Van Hollen won't lead House Democratic campaigning a third time
Maryland Rep. Chris Van Hollen led Democrats to a House majority in 2008 and has the same job in 2010, but he won't take a third term as Democratic Congressional Campaign Committee head.
Michael Bonfigli/Special to The Christian Science Monitor
Washington
Rep. Chris Van Hollen spearheaded Democrats' effort to win a House majority in 2008 and he has the same job again in 2010.
Would he take the job a third time? “That, I can tell you, won’t happen,” Mr. Van Hollen said while leaving a Monitor-sponsored breakfast for reporters on Thursday.
During the breakfast, Washington Post columnist Dana Milbank asked the Democratic Congressional Campaign Committee (DCCC) chairman if he would have taken the job this year “knowing what you know now?” Van Hollen faces a daunting political climate with nonpartisan analyst Charlie Cook of the Cook Report saying Democrats could lose 50 House seats – and their majority – in November.
“The short answer to your question of whether or not I am pleased I took the job, I am glad I am where I am in this position,” he said. “But obviously it is a tough cycle. When the Speaker [Nancy Pelosi] asked me to do this again, she said she didn’t want somebody to start out with training wheels on.”

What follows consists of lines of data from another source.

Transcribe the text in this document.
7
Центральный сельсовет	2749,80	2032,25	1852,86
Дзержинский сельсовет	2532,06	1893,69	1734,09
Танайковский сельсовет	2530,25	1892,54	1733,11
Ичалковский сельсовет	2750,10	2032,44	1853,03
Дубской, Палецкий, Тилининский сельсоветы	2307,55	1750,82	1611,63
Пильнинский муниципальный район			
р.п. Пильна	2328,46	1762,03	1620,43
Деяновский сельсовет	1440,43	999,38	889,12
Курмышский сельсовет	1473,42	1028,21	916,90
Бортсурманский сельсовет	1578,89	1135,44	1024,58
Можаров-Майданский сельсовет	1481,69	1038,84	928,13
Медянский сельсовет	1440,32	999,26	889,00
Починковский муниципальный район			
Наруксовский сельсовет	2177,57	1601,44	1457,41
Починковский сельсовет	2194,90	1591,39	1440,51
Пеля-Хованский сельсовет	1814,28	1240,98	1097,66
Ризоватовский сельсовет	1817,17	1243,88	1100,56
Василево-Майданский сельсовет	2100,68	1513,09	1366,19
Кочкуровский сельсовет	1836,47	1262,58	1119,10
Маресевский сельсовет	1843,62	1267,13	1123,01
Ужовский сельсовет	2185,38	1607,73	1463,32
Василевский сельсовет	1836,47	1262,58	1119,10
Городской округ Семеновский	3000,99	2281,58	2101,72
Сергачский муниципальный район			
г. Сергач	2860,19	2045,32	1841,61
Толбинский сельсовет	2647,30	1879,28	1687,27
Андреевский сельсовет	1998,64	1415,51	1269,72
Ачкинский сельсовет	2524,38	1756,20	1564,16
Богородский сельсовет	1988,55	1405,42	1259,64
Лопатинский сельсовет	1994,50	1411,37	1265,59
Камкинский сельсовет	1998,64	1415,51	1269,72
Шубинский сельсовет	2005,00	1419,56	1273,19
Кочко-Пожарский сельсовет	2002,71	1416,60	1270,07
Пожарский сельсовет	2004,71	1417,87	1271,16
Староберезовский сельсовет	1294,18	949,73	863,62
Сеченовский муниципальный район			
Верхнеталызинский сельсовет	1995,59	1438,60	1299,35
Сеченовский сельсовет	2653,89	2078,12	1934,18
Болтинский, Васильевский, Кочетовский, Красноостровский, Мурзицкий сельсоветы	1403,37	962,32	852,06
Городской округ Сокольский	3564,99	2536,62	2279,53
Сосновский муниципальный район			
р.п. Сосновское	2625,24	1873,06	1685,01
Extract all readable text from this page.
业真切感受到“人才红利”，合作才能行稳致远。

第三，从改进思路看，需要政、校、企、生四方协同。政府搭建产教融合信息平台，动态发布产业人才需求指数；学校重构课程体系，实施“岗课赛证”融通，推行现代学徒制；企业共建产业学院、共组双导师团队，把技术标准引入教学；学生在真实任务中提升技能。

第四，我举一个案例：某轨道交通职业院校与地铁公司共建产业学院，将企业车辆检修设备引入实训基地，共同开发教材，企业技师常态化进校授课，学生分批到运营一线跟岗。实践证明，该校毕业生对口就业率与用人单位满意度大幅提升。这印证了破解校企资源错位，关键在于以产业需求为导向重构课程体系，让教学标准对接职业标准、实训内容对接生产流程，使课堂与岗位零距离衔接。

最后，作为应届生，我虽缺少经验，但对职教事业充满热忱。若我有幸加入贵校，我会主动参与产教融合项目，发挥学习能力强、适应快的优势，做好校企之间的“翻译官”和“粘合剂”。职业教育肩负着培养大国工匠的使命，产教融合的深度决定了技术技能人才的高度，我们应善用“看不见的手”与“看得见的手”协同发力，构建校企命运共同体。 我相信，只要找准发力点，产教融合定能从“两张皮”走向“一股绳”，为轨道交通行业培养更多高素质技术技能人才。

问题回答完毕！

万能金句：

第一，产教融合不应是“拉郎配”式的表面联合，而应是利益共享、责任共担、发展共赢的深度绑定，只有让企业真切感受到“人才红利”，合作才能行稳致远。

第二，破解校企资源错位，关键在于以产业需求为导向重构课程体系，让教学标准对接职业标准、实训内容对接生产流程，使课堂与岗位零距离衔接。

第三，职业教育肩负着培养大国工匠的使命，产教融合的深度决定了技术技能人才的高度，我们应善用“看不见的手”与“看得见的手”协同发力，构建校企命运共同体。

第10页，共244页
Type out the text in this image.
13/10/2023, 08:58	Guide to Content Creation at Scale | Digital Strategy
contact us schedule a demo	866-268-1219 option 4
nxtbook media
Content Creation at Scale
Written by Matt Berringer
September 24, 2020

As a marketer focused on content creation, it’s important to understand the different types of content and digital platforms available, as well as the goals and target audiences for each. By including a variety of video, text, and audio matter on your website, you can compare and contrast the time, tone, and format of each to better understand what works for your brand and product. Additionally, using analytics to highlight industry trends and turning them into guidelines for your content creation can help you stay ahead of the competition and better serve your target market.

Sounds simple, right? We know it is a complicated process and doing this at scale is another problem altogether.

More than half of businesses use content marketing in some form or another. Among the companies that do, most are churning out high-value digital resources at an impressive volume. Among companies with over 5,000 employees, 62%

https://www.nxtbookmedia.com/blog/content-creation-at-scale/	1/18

Van Hollen, who represents Maryland’s suburban Montgomery County, led House Democrats to a pickup of 21 seats in 2008. “In 2008, when I chaired the DCCC last cycle, we had the benefit of trying to maximize our gains in a positive political environment,” he said. “Now we are in a position of trying to make sure that in a tough political environment we hold our majority. And obviously that makes for a lot of very tough decisions.... It is a cycle that really puts all of us to the test.”
As for the election outcome, "I am confident the day after the election we at the DCCC will be able to say that we did everything possible to hold onto the majority and that we will have the majority," Van Hollen said.